What exactly do Hugo Boss, the Indiana Hoosiers and Dr. Seuss have in common?
Their revenue streams are hot and are primed for the next wave of entertainment-related securitizations, according to ABS professionals at a recent industry conference in Puerto Rico sponsored by Strategic Research Institute.
For example, in the sports arena, cash flows from sales of tickets, concessions and skyboxes are all ripe to be harnessed, packaged into bonds and sold to investors.
"The Big 10 schools need buildings," said Robert D'Loren, president and chief operating officer of CAK Universal Credit Corp. "It may be the future of sports securitization. I know I'd like to see that."
Along the same lines is the securitization of cash flows from publishing companies, said Bruce Maier, vice president at Structured Finance Advisors, who is particularly keen on the "attractive and exciting" possibilities with children's book assets.
"Dr. Seuss and The Cat In The Hat' were here yesterday, today, and will be here tomorrow," he said. "Understand the cash flows."
Another potential is the fashion and apparel industries. More than "just a pair of jeans," as one source put it, licensing agreements with labels such as Pierre Cardin, Bill Blass and Hugo Boss, could present huge opportunities for securitization. Indeed, D'Loren forecasts that the apparel industry will generate $2.5 billion in royalty cash flows by the end of the year, rising to $4 billion in 2000 and to $10 billion by 2001.
CAK's last entertainment private placement was backed by apparel-industry royalty payments. Reportedly, the royalty stream was valued at nearly $40 million (ASR 9/20).
However, looks can be deceiving when doing these deals, sources say. A straight-forward transaction featuring your favorite performer can have a number of pitfalls. Just ask Michael Jackson, who was slated to price a $100 million securitization, but shelved the plans after structural problems plagued his deal.
"In terms of really assessing risk from a lending perspective you need to understand who is issuing," said D'Loren. Admittedly, this can be difficult given the complexity of the structured deals.
To be sure, tracking cash flows can be tricky considering sources of revenue can include publishing, mechanical, performance, synchronization and artist royalties. That is why entertainment-related securitizations are such a legal intensive asset class, Maier said. Even before a deal circles, these transactions require lawyers involved in the transactions, in order to track the cash flows, to get investors comfortable with the structure and to conduct due diligence.
Complicating matters further is that while in most cases the issuer is a catalog of published music owned by an individual or group, a factor of equal importance is the management of the talent.
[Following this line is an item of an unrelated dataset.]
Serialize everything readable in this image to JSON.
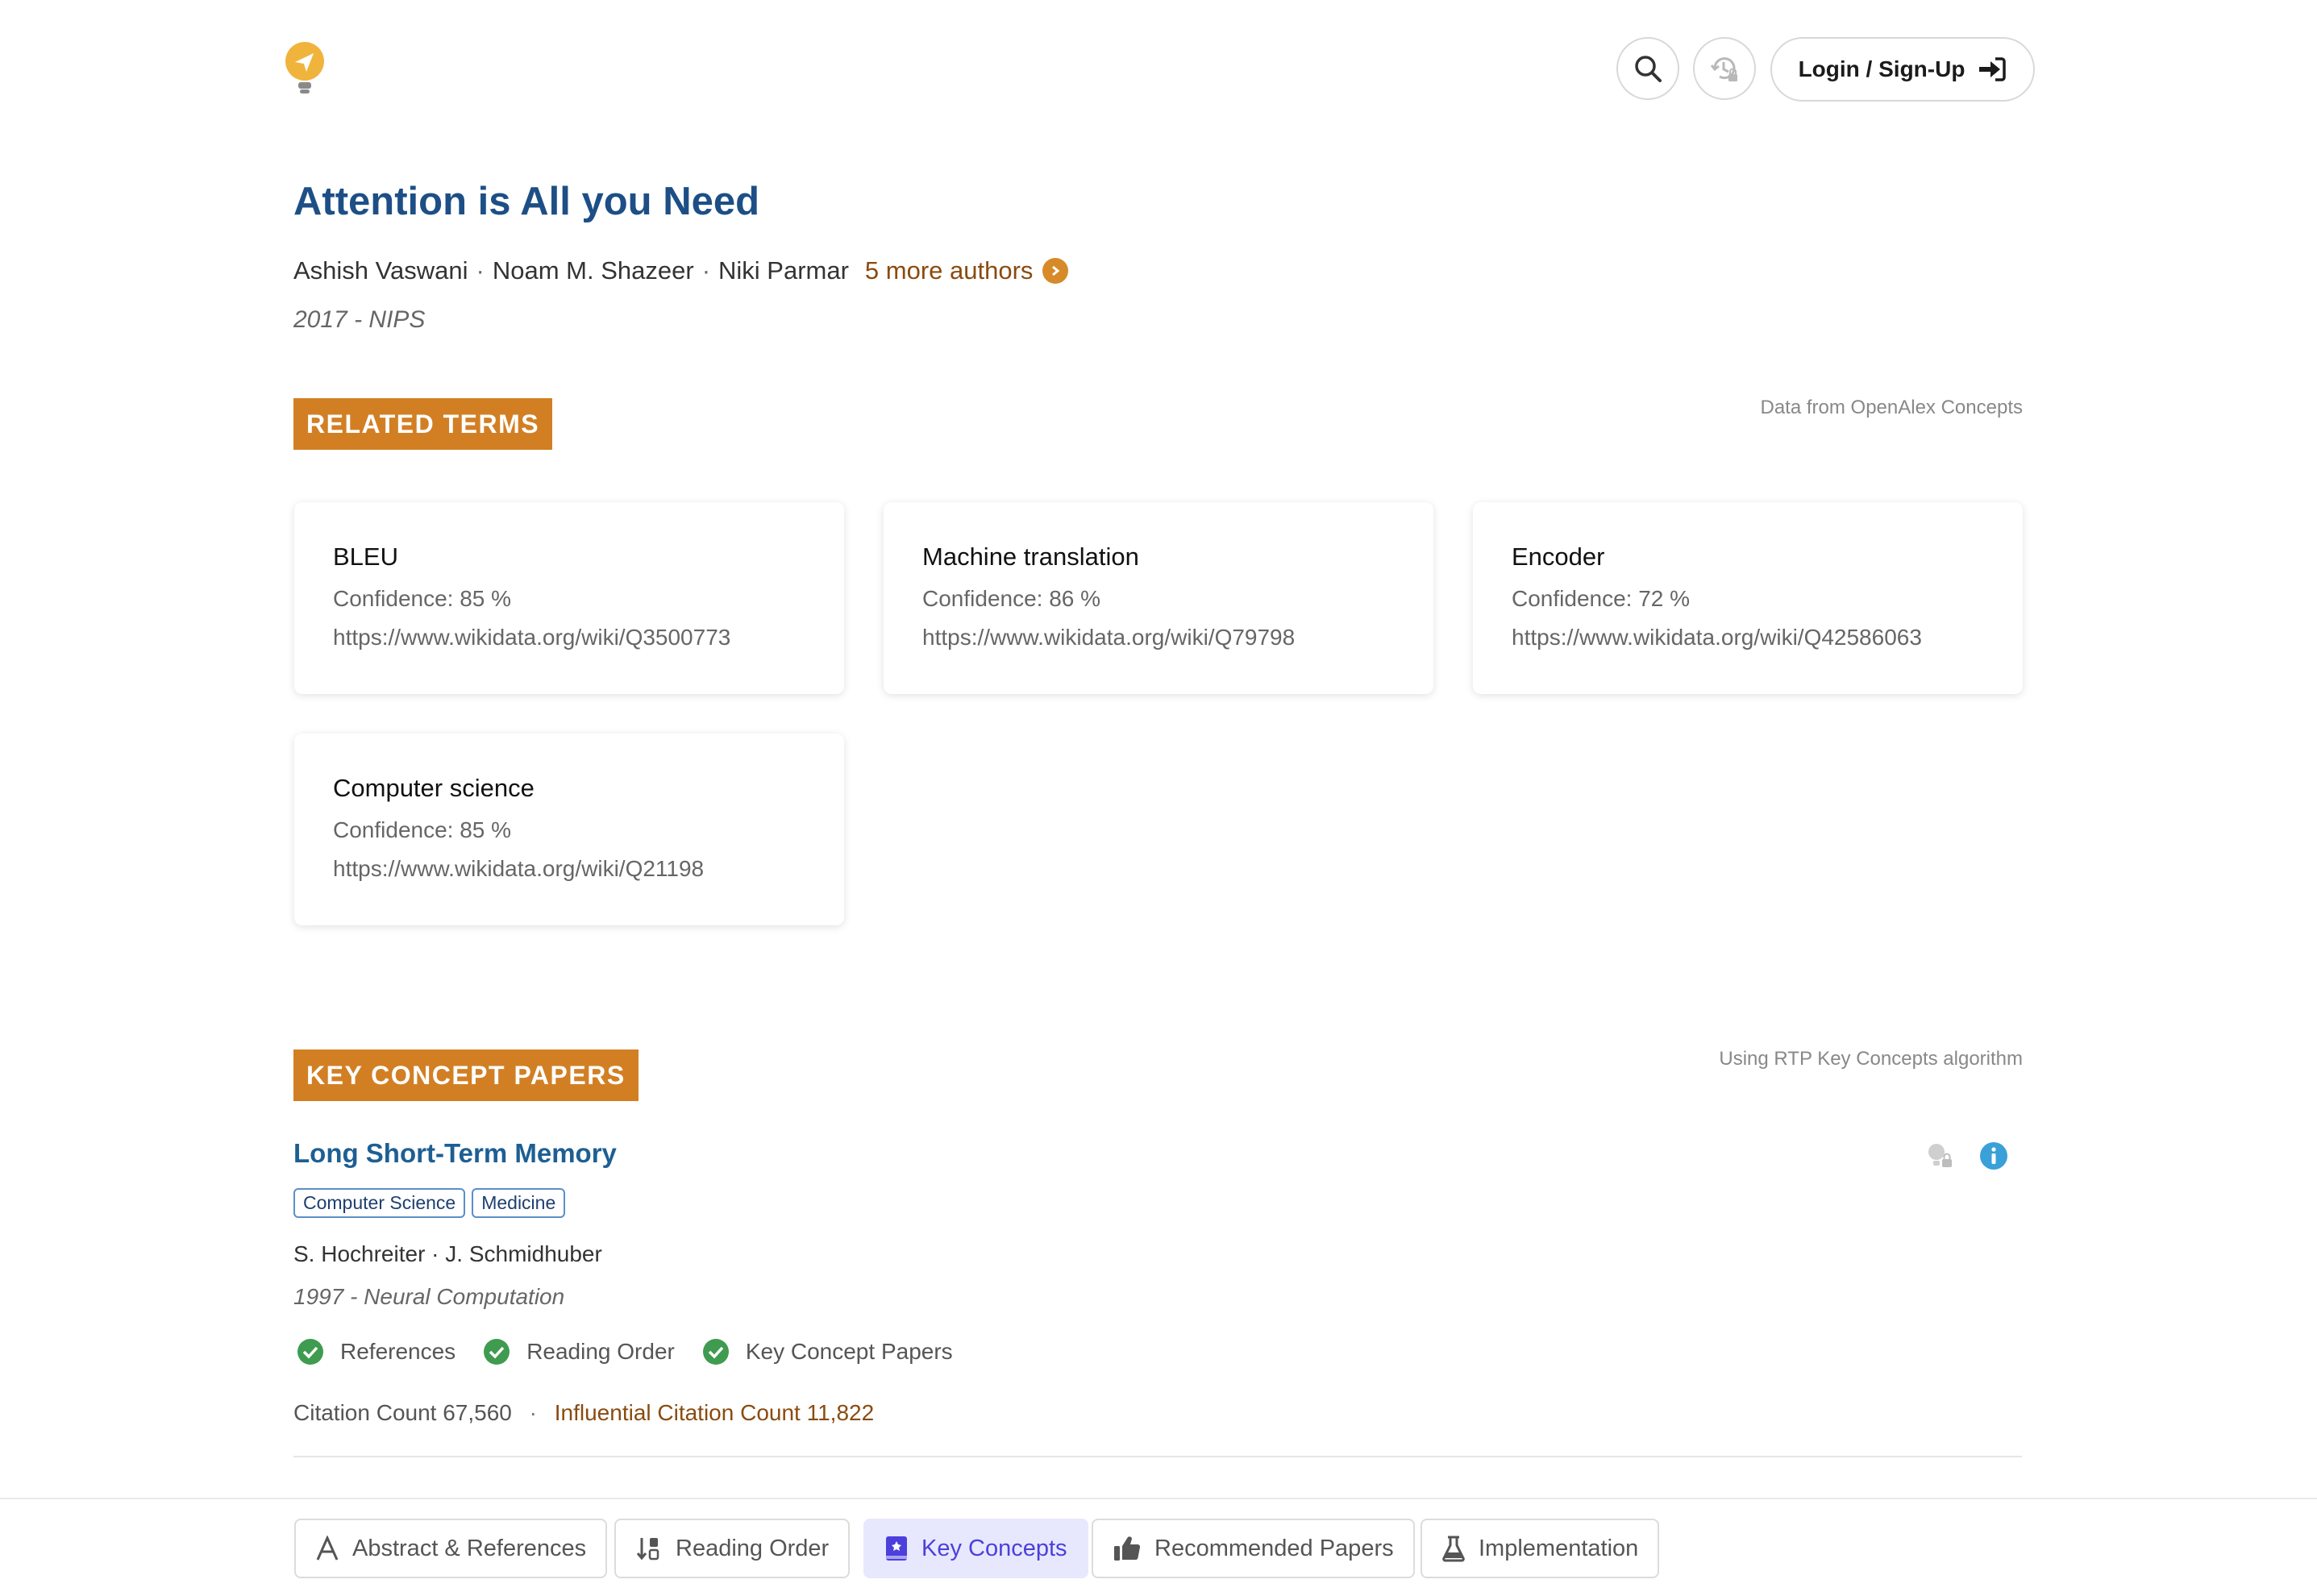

"Records don't sell themselves," said Howard Finklestein, a lawyer at Kaye, Scholer, Fierman, Hays & Handler.
If a band has been successful for the last 20 years with the same manager, and that manager should leave, chances are that the band may not achieve the same results as before, Finklestein said. "If this happens," he says, paraphrasing an investor, "you'll be playing at my son's bar mitzvah."
But, as entertainment securitization continues to develop and encompass more and more different revenue streams across industries, it also establishes itself as a respected and legitimate funding mechanism.
Partly to escape the stigma of being little more than a "trendy" asset class, D'Loren and others advocated a renaming of the sector to reflect that maturity.
"I want to change it from entertainment royalty simply to revenue stream securitization," he said.